Spring 2014 wasn’t exactly a banner period for women and sexual harassment and assault.
In mid-May, the New York Times reported that a Fort Hood, Texas, Army sergeant who was a sexual assault prevention and response coordinator was under investigation for managing a prostitution ring. New York magazine published a cover story of celebrity photographer Terry Richards, recounting a long history of sexual harassment allegations. The cover line questioned, "Is Terry Richardson an Artist or a Predator?" as if one excluded the other.
Last week, American Apparel’s board of directors fired founder and CEO Dov Charney reportedly due to a misuse of company funds and because he allegedly allowed an employee to post online nude photos of a woman who had sued Charney, along with a slew of other allegations of sexual misconduct.
In the media, after claiming that sexual assault victims receive "privileged status" in one of his recent columns, George Will was dropped from exactly one newspaper.
Sexual harassment affects both men and women, but data from the Equal Employment Opportunity Commission (EEOC) shows more than 83% of cases are brought by women in 2011 (the latest year data is available).
"I see many cases of serious sexual harassment where the victim can’t get any relief because society hasn’t deemed it a serious problem," says workplace discrimination expert Patricia G. Barnes, Esq., author of Surviving Bullies, Queen Bees, and Psychopaths at the Workplace.
While people are dramatically more aware of sexual harassment than they were a few decades ago, Barnes says it’s still too prevalent. Women who seek redress through the Equal EEOC or lawsuits face long, drawn-out proceedings that often don’t end in their favor.
The reluctance to take action often comes down to simple math, she adds. A company may decide its action based on whether it’s a bigger financial risk to lose a key person or to settle a few sexual harassment claims. When the individual starts to cost the company too much money, then there’s new incentive to take action.
There are many reasons why women don’t report the behavior. Employment attorney James J. Collum says that abusers often target women who have certain traits or disadvantages. They may be inexperienced employees or single mothers who depend on a paycheck. Others may seek out timid personality types who have a hard time standing up for themselves.
"[Harassers] look for people who are in less of a position of power in credibility or economic stability," he says.
But Barnes says executive women are not immune. She has represented management-level women who experienced harassment from subordinates. These women are concerned about retaliation from peers and the career or reputation impact that reporting sexual harassment might have, including office gossip and difficulty finding a new job if prospective employers find out about the claim.
In addition, Berkeley, California, workplace harassment and employment-discrimination consultant Amy Oppenheimer says that some harassers actually have very low self-esteem and don’t believe they’re being coercive because they don’t see themselves having power. And sometimes women don’t report because they think "everyone already knows" and action hasn’t been taken. She adds that’s often not the case.

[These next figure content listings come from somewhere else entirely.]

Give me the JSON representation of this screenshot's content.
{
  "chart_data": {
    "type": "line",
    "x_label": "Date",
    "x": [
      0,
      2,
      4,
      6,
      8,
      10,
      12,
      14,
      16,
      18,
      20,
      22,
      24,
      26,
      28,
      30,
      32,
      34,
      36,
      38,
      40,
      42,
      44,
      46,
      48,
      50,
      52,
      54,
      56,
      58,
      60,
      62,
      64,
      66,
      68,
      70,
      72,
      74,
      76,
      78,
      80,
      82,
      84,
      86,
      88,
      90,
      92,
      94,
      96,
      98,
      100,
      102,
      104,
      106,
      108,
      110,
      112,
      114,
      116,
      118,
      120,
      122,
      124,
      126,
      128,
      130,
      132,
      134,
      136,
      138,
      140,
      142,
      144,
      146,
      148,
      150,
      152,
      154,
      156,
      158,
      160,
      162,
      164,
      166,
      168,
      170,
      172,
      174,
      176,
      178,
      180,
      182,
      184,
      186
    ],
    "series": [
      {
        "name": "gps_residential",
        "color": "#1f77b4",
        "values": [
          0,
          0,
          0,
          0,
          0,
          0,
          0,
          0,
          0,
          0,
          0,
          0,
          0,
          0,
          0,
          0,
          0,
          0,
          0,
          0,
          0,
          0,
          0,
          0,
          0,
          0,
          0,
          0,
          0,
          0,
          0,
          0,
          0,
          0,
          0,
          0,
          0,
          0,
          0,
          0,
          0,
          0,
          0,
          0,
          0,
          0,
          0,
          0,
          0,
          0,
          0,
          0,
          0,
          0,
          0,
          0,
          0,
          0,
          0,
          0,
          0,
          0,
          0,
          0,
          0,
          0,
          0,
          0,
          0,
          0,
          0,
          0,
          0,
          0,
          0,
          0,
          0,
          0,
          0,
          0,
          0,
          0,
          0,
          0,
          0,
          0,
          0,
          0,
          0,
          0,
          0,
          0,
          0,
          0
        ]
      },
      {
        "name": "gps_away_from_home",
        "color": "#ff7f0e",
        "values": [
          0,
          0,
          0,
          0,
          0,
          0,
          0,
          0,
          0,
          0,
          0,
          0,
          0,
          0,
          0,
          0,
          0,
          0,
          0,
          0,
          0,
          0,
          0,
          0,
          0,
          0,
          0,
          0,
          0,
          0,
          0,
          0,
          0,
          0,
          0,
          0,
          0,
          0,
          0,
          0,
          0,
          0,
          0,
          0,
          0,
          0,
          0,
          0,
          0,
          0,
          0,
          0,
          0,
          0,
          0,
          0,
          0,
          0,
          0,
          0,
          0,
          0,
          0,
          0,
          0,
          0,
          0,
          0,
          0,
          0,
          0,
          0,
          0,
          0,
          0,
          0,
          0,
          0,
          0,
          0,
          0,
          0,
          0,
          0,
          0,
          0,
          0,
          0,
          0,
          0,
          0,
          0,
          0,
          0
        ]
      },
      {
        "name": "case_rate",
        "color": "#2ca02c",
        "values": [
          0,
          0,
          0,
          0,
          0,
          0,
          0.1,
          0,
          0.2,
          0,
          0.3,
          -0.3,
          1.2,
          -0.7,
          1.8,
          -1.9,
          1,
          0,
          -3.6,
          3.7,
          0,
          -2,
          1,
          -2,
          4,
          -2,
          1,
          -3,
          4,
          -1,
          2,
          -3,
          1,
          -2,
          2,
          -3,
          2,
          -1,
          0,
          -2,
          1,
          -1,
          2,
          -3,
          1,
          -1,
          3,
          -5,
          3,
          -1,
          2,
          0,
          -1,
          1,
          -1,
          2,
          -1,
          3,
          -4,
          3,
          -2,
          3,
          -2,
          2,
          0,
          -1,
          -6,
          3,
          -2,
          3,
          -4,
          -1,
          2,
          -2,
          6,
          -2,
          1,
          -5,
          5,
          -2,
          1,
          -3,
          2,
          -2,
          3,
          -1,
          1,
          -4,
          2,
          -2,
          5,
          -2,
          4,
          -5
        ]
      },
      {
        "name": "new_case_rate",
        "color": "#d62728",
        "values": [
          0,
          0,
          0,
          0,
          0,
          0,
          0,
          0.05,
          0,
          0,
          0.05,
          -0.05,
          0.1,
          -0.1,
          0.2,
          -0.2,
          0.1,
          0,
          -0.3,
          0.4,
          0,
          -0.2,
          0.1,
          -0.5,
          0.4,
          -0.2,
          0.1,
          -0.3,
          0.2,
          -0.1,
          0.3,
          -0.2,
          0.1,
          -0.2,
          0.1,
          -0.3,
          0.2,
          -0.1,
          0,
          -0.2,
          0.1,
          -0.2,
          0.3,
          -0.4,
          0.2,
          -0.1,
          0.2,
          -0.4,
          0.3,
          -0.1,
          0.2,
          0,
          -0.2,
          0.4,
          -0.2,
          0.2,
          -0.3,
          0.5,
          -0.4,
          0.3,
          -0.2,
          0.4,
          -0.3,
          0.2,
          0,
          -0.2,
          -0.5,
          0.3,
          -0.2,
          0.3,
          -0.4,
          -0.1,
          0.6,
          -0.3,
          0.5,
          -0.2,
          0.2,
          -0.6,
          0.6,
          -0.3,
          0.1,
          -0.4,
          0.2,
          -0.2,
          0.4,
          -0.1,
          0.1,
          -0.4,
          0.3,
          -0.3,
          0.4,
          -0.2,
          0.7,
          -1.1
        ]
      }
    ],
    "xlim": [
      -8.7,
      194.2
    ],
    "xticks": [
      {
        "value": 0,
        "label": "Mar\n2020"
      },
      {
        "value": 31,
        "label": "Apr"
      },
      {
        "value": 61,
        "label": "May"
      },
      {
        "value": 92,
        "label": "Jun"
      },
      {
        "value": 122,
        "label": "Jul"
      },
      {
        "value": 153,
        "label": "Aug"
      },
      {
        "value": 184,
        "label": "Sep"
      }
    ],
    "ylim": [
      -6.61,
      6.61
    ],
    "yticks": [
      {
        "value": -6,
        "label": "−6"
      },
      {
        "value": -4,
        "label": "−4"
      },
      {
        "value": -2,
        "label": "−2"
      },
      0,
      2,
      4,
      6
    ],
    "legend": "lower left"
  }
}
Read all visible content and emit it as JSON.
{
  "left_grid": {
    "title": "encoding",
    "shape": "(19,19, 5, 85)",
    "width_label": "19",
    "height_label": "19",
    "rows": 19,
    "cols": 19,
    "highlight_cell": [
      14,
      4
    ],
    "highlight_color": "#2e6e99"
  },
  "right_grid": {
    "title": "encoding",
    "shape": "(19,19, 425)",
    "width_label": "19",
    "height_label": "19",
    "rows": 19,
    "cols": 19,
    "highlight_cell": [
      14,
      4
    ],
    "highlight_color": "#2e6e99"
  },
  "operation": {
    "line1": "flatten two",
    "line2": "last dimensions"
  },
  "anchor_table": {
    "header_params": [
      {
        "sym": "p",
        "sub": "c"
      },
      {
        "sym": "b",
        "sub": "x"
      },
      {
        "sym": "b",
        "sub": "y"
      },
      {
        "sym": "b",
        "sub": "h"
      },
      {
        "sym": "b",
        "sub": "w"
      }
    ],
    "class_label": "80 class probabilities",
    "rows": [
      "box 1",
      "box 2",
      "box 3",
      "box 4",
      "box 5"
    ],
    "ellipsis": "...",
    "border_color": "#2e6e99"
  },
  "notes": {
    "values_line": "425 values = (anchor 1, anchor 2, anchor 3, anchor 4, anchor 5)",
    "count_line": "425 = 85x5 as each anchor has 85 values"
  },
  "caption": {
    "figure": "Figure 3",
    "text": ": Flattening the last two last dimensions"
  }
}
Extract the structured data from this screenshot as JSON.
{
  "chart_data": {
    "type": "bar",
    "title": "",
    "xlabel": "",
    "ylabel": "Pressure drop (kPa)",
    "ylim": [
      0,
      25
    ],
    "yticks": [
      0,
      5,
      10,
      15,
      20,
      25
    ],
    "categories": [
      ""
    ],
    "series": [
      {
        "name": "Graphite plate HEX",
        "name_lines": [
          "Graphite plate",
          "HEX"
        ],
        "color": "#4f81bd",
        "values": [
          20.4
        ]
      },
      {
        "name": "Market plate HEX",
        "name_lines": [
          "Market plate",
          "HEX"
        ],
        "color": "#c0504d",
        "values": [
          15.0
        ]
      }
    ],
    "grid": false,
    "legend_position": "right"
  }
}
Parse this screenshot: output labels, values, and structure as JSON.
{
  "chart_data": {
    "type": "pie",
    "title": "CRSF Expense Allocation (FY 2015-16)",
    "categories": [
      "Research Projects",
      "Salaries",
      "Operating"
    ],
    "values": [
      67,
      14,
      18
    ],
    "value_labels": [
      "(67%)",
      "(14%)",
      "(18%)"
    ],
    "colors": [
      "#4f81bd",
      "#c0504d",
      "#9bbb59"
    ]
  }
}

"There’s the rumor mill and people at a certain level who know about it, but they don’t say anything to people who can do something about it because they’re afraid of retaliation," she says.
There may also be conditioning issues at play. A 2011 study by the American Association of University Women found that 50% of middle and high school students were sexually harassed, but girls were more likely than boys to be harassed by a significant margin (56% vs. 40%). Only 12% of girls reported the harassment.
In addition, Barnes says that a 2013 U.S. Supreme Court decision in Vance v. Ball State University et al made it a bit more difficult to prove sexual harassment in the workplace. The decision narrowly redefined the term "supervisor" to someone who has the ability to hire and fire—so, the person who is harassing you might not be considered your supervisor, even if you report to him or her. It’s all a little "inside baseball," but that kind of narrow definition can complicate a lawsuit, she says.
Write it down. As soon as possible, write down the incident in as much detail as possible, Oppenheimer counsels. Leave out the emotion or judgment. Just write the facts, dates, times, and any witnesses to the event. Keep this document in a safe place outside of the office.
Check your company policies. Most employee manuals will have procedures for reporting harassment. Follow them as closely as possible, Barnes says. However, if you feel as though reporting the incident to the person indicated is going to be a problem—for example, if you’re supposed to report to your supervisor when he is the one harassing you—find a senior ally in the company who can help you get your message to the right people, she says.
Contact the EEOC. You typically have 45 days from the event to seek help and advice from an EEOC counselor. You can find out more information about doing so and the types of assistance available here.
Seek counsel. Oppenheimer says that it might be a good idea to find an employment law attorney even if you don’t plan on filing a lawsuit. Investing in such counsel might help you understand the ways in which the law is on your side and help coach you in your actions and language to help find a resolution, if possible, she says.